Bez niespodzianek
Zgodnie z zapowiedziami włoska stajnia wyścigowa potwierdziła spodziewane trio kierowców. Dwóch z nich ma już doświadczenie na poziomie FIA F3. Dino Beganovic i Gabriele Mini zakończyli ubiegły sezon nawet w czołowej 10. Szwed okazał się od Włocha lepszy o zaledwie 4 punkty. Skandynaw ponadto nie zmienia zespołu, zaś junior Alpine przechodzi do Premy z Hitecha.
Arvid Lindblad z kolei awansował do FIA F3 z Włoskiej F4. Podopieczny Red Bulla w mistrzostwach tych zajął 3. miejsce. Przez większość sezonu prowadził w tabeli, lecz totalnie pogubił się pod koniec. Stąd wyprzedził go nie tylko Sztuka, ale i Ugochukwu.
Sprawdzony schemat
Prema jest jednym z tych zespołów, który nie stawia w całości na debiutantów. Rene Rosin chce bowiem, aby przynajmniej jeden z zawodników miał doświadczenie. Nie licząc sezonu 2019, w którym zainaugurowano „nową” F3, to taki schemat był stosowany. W 2020 roku Logan Sargeant miał już roczny staż w FIA F3, a Oscar Piastri i Frederik Vesti debiutowali.

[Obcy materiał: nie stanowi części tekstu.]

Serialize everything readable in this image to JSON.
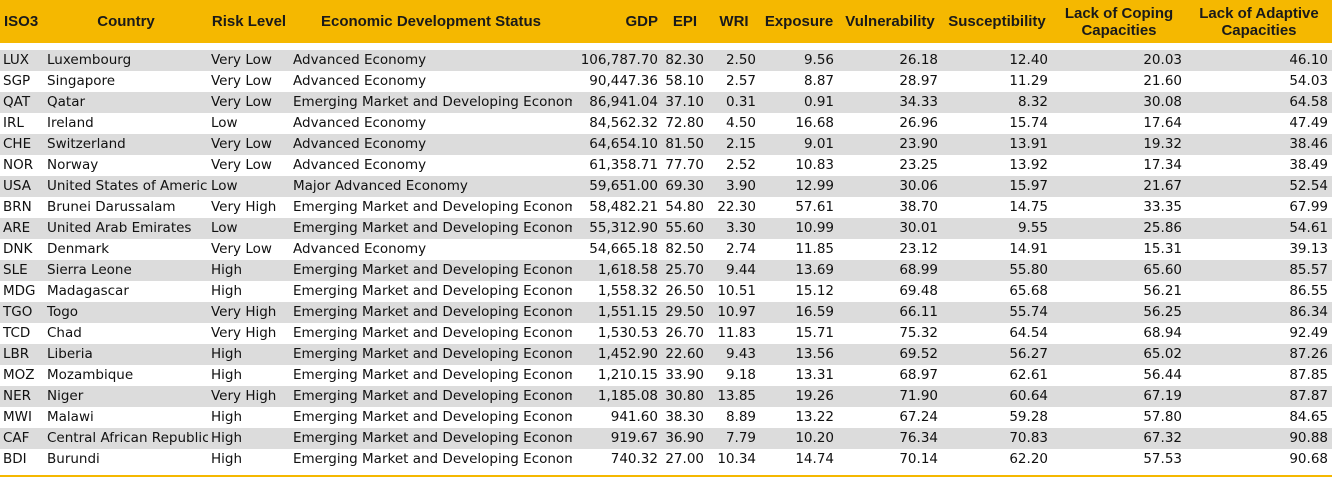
{
  "columns": [
    "ISO3",
    "Country",
    "Risk Level",
    "Economic Development Status",
    "GDP",
    "EPI",
    "WRI",
    "Exposure",
    "Vulnerability",
    "Susceptibility",
    "Lack of Coping Capacities",
    "Lack of Adaptive Capacities"
  ],
  "rows": [
    [
      "LUX",
      "Luxembourg",
      "Very Low",
      "Advanced Economy",
      "106,787.70",
      "82.30",
      "2.50",
      "9.56",
      "26.18",
      "12.40",
      "20.03",
      "46.10"
    ],
    [
      "SGP",
      "Singapore",
      "Very Low",
      "Advanced Economy",
      "90,447.36",
      "58.10",
      "2.57",
      "8.87",
      "28.97",
      "11.29",
      "21.60",
      "54.03"
    ],
    [
      "QAT",
      "Qatar",
      "Very Low",
      "Emerging Market and Developing Economy",
      "86,941.04",
      "37.10",
      "0.31",
      "0.91",
      "34.33",
      "8.32",
      "30.08",
      "64.58"
    ],
    [
      "IRL",
      "Ireland",
      "Low",
      "Advanced Economy",
      "84,562.32",
      "72.80",
      "4.50",
      "16.68",
      "26.96",
      "15.74",
      "17.64",
      "47.49"
    ],
    [
      "CHE",
      "Switzerland",
      "Very Low",
      "Advanced Economy",
      "64,654.10",
      "81.50",
      "2.15",
      "9.01",
      "23.90",
      "13.91",
      "19.32",
      "38.46"
    ],
    [
      "NOR",
      "Norway",
      "Very Low",
      "Advanced Economy",
      "61,358.71",
      "77.70",
      "2.52",
      "10.83",
      "23.25",
      "13.92",
      "17.34",
      "38.49"
    ],
    [
      "USA",
      "United States of America",
      "Low",
      "Major Advanced Economy",
      "59,651.00",
      "69.30",
      "3.90",
      "12.99",
      "30.06",
      "15.97",
      "21.67",
      "52.54"
    ],
    [
      "BRN",
      "Brunei Darussalam",
      "Very High",
      "Emerging Market and Developing Economy",
      "58,482.21",
      "54.80",
      "22.30",
      "57.61",
      "38.70",
      "14.75",
      "33.35",
      "67.99"
    ],
    [
      "ARE",
      "United Arab Emirates",
      "Low",
      "Emerging Market and Developing Economy",
      "55,312.90",
      "55.60",
      "3.30",
      "10.99",
      "30.01",
      "9.55",
      "25.86",
      "54.61"
    ],
    [
      "DNK",
      "Denmark",
      "Very Low",
      "Advanced Economy",
      "54,665.18",
      "82.50",
      "2.74",
      "11.85",
      "23.12",
      "14.91",
      "15.31",
      "39.13"
    ],
    [
      "SLE",
      "Sierra Leone",
      "High",
      "Emerging Market and Developing Economy",
      "1,618.58",
      "25.70",
      "9.44",
      "13.69",
      "68.99",
      "55.80",
      "65.60",
      "85.57"
    ],
    [
      "MDG",
      "Madagascar",
      "High",
      "Emerging Market and Developing Economy",
      "1,558.32",
      "26.50",
      "10.51",
      "15.12",
      "69.48",
      "65.68",
      "56.21",
      "86.55"
    ],
    [
      "TGO",
      "Togo",
      "Very High",
      "Emerging Market and Developing Economy",
      "1,551.15",
      "29.50",
      "10.97",
      "16.59",
      "66.11",
      "55.74",
      "56.25",
      "86.34"
    ],
    [
      "TCD",
      "Chad",
      "Very High",
      "Emerging Market and Developing Economy",
      "1,530.53",
      "26.70",
      "11.83",
      "15.71",
      "75.32",
      "64.54",
      "68.94",
      "92.49"
    ],
    [
      "LBR",
      "Liberia",
      "High",
      "Emerging Market and Developing Economy",
      "1,452.90",
      "22.60",
      "9.43",
      "13.56",
      "69.52",
      "56.27",
      "65.02",
      "87.26"
    ],
    [
      "MOZ",
      "Mozambique",
      "High",
      "Emerging Market and Developing Economy",
      "1,210.15",
      "33.90",
      "9.18",
      "13.31",
      "68.97",
      "62.61",
      "56.44",
      "87.85"
    ],
    [
      "NER",
      "Niger",
      "Very High",
      "Emerging Market and Developing Economy",
      "1,185.08",
      "30.80",
      "13.85",
      "19.26",
      "71.90",
      "60.64",
      "67.19",
      "87.87"
    ],
    [
      "MWI",
      "Malawi",
      "High",
      "Emerging Market and Developing Economy",
      "941.60",
      "38.30",
      "8.89",
      "13.22",
      "67.24",
      "59.28",
      "57.80",
      "84.65"
    ],
    [
      "CAF",
      "Central African Republic",
      "High",
      "Emerging Market and Developing Economy",
      "919.67",
      "36.90",
      "7.79",
      "10.20",
      "76.34",
      "70.83",
      "67.32",
      "90.88"
    ],
    [
      "BDI",
      "Burundi",
      "High",
      "Emerging Market and Developing Economy",
      "740.32",
      "27.00",
      "10.34",
      "14.74",
      "70.14",
      "62.20",
      "57.53",
      "90.68"
    ]
  ],
  "colors": {
    "header_bg": "#f5b800",
    "stripe_bg": "#dcdcdc"
  }
}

Rok później liderem Premy został Dennis Hauger, a obok niego doświadczony już był Ollie Caldwell. Jako nowicjusza wzięto Arthura Leclerca. Monakijczyk pozostał we włoskiej stajni wyścigowej na sezon 2022. Do niego dołączył Jak Crawford oraz debiutant Oliver Bearman. W minionym roku trzon Premy stanowili debiutujący Paul Aron i Dino Beganovic, a także Zak O’Sullivan, który wcześniej startował w Carlinie.
Jeden zespół, trzy akademie
Prema obok Tridentu to najlepszy zespół w F3. Te ekipy często wymieniają się tytułami. We włoskiej stajni wyścigowej można spotkać juniorów różnych ekip F1. Już rok temu był rozstrzał. Ferrari opiekowało się Beganovicem, Mercedes Aronem, a Williams O’Sullivanem. Teraz podobnie 3 zespoły wystawiły swoich juniorów. Szwed pozostał podopiecznym stajni z Maranello. Lindblad od ponad roku wspierany jest przez Red Bulla. Gabriele Mini w tym roku zasilił zaś szeregi akademii Alpine.
Teoretycznie liderami Premy w nadchodzącym zespole powinni być Szwed i Włoch. Lindblad pokazał jednak, że w debiucie potrafi namieszać. Celem ekipy Rene Rosina (z resztą jak co roku) są z pewnością 2 tytuły mistrzowskie.